The Charles Dickens Museum in London has opened a new exhibition, Technicolour Dickens: The Living Image of Charles Dickens to mark the 150th anniversary of the great Victorian writer’s death in 2020. A collection of new images to celebrate the exhibition and mark the anniversary are now available through Bridgeman Images.
The Charles Dickens Museum houses a collection of over 100,000 items including spectacular artworks, grand objects, precious manuscripts and fascinating archives. Located at 48 Doughty Street, London WC1, it is the last surviving London family home of Charles Dickens (1812-70). Dickens lived in the house from 1837-9, during which time he established himself as a writer and rose to international fame. During his tenancy at the property Dickens completed The Pickwick Papers and wrote the novels Oliver Twist and Nicholas Nickleby. The Museum is considered to be the world’s most comprehensive repository of material related to his life and works.
The building, which is Grade 1 listed, was purchased by the Dickens Fellowship along with neighbouring 49 Doughty Street in 1922, and it opened as a museum in 1925. In 2012 the Museum underwent a major redevelopment project funded by the National Lottery Heritage Fund and was transformed into an early Victorian home, displaying the Museum’s magnificent collection. The adjoining 49 Doughty Street houses an event space, a café, an education room, a research library, and three rooms dedicated to special exhibitions.

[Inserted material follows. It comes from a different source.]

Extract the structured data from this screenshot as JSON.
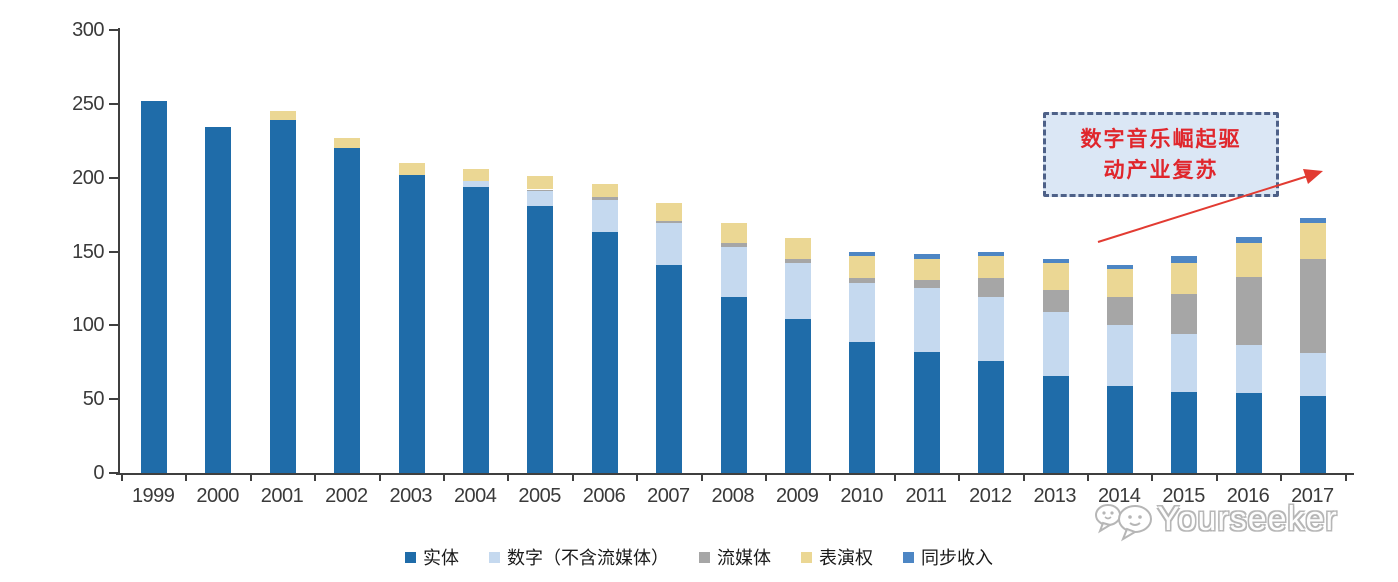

The current special exhibition, Technicolour Dickens explores the enduring power of Dickens’s image through the Museum’s world-class collection. Starting in Dickens’s lifetime, it traces his image through artists’ interpretations and depictions in popular culture, to reimagining’s by new technologies.
The exhibition draws on the Museum’s brilliant collection of over 500 portraits of the writer. Significant highlights of this diverse collection of paintings, busts, prints, ephemera, and photographs include the first known portrait of Dickens at 18 by his aunt Janet Barrow, and the last known sketch, done at his bedside after his death, by the pre-Raphaelite artist John Everett Millais.
The exhibitions’ star exhibits are a suite of eight enlarged photographic portraits from the Museum’s collection. Painstakingly digitally colourised by the artist and photographer Oliver Clyde, Dickens is presented anew, vivid and bright.
These images are reimaginings of the author and are underpinned by scholarly research. Groundbreaking analysis of the photographers and their studios creates the atmosphere of the images, while assessments of objects and artworks in the Museum’s collection and photographic studies of living Dickens descendants create the colour palette.
One aspect of Dickens that these images have allowed us to celebrate is his love of dress. Dickens was a huge fan of bright colours, rich materials and textures that are often lost in the black and white photographs that are so well known. These colours and materials were often so exuberant they caused quite a stir.
This outfit matches descriptions of clothes Dickens wore on his 1842 American tour. Elizabeth Wormeley, who met Dickens in Boston, later described how his dress was ‘conspicuous’ and included ‘two velvet waistcoats, one of vivid green, the other brilliant crimson’, which were ‘further ornamented by a profusion of gold watch-chain.’ Seeing these vibrant colours depicted shows another side to Dickens which often gets overlooked.
To celebrate the opening of this exhibition – which is on display until the 25th of April 2021 – these new colour images will be available in partnership with Bridgeman Images and present Dickens as you have never seen him before.